We can expect a big push to implement EMRs in doctors’ offices. Denmark and the U.K. have had almost universal implementation for years. Canada lags behind with only between 30% and 37% of doctors using EMRs in their offices. Six provinces are gearing up implementation and Québec is about to do so, but we want to make sure that office systems do not become isolated pockets of information. If investments have been made in a province’s drug information or discharge notice systems that can be connected to these EMRs, then we would invest in the required integration systems.
Consumer health solutions
Consumer health solutions are clearly the future of health IT. A study just published by Kaiser Permanente found that consumers do not actually want access to all their health information, because they would not know what to do with it. They do want access to their lab tests — something B.C. has started doing; they want to be able to obtain prescription refills online from their doctor; they want to be able to schedule their appointments and receive e-consults. Infoway will be working with jurisdictions and regions to see what it can contribute. The challenge here is not technical, but rather related to culture and compensation.
Research use of data
Use of health IT databases in research holds phenomenal potential, and Infoway will be working to develop the requirements for beginning to do this. As we define or enhance the specifications for the EMR, we want to be sure that the databases employ structured as opposed to textual data so they can contribute to advances in clinical trials and research.
Knowing is better than not knowing
Much sacrifice has been made across the country to support health IT initiatives. The heat is on to deliver interoperable solutions that truly facilitate care and guard against privacy and security breaches that could compromise acceptance. We are getting slower than expected clinical uptake because clinicians have not been involved and do not feel that they are getting much value. We do not have enough skilled human resources. In some cases, funding is slow to come. If a provincial premier is not supportive, the province will have real problems with funding. If health IT is not a priority for a health minister, projects in that province have no chance of moving ahead.

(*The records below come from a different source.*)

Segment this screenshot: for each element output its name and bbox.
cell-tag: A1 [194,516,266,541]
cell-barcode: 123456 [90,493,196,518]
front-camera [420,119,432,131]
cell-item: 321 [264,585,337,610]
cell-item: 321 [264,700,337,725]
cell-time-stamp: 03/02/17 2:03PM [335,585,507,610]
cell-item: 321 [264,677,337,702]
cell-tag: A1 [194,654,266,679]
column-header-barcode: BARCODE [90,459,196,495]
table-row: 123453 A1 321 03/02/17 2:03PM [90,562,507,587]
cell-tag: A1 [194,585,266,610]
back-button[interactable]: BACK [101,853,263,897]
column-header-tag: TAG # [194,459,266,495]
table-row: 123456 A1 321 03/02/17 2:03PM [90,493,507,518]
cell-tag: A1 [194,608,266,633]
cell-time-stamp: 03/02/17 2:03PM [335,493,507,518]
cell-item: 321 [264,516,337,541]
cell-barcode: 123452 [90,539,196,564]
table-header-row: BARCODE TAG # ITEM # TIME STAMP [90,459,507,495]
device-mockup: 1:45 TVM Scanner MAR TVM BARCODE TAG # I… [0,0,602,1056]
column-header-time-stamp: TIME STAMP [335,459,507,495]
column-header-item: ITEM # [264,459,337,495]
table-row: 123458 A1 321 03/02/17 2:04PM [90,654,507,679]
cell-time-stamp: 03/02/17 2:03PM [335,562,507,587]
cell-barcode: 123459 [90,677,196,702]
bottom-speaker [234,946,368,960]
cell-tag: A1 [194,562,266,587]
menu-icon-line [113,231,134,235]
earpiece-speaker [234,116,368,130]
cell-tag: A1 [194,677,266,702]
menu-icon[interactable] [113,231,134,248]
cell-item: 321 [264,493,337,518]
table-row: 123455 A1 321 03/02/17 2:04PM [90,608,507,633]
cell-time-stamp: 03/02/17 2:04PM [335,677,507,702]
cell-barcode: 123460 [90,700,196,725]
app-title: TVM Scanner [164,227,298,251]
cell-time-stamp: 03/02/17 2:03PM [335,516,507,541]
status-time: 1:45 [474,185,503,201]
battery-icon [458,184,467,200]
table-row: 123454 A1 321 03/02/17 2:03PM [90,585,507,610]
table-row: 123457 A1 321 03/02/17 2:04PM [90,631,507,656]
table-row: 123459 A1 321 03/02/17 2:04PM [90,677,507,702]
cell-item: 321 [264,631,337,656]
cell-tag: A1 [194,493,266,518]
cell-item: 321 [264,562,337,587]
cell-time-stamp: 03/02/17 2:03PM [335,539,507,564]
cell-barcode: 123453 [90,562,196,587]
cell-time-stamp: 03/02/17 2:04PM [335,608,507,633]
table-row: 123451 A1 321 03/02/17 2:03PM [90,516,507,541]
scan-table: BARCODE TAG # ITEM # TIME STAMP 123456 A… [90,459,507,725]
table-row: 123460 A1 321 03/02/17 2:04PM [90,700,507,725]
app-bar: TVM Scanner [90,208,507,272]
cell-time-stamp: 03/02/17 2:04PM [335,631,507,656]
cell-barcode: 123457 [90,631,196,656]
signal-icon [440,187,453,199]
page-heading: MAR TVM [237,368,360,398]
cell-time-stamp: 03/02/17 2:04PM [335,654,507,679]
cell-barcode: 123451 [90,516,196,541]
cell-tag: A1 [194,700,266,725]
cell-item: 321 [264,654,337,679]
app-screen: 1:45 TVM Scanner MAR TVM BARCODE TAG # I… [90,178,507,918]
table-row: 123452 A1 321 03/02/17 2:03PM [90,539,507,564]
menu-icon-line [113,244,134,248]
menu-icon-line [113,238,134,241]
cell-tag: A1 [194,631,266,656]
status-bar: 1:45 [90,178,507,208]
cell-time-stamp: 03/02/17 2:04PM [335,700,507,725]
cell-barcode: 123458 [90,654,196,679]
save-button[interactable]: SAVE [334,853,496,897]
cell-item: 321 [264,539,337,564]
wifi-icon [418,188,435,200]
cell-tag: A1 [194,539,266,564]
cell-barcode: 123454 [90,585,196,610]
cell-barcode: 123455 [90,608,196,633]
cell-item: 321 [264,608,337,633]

When we conducted focus groups with members of the public, it became apparent that education was needed about the potential for EHRs to truly improve health care. People regarded them as just an administrative tool, but their views changed dramatically when we explained the potential benefits. We have to educate the public and build the social capital we need to convince our political leadership to see the project through to the end. Infoway embarked recently on a TV, print and Web campaign, under the slogan “Knowing is better than not knowing,” to show people how it used to be and how it could be. The Web site provides a good explanation of how your data can get stranded as you move around the system and why it is important for it to come together.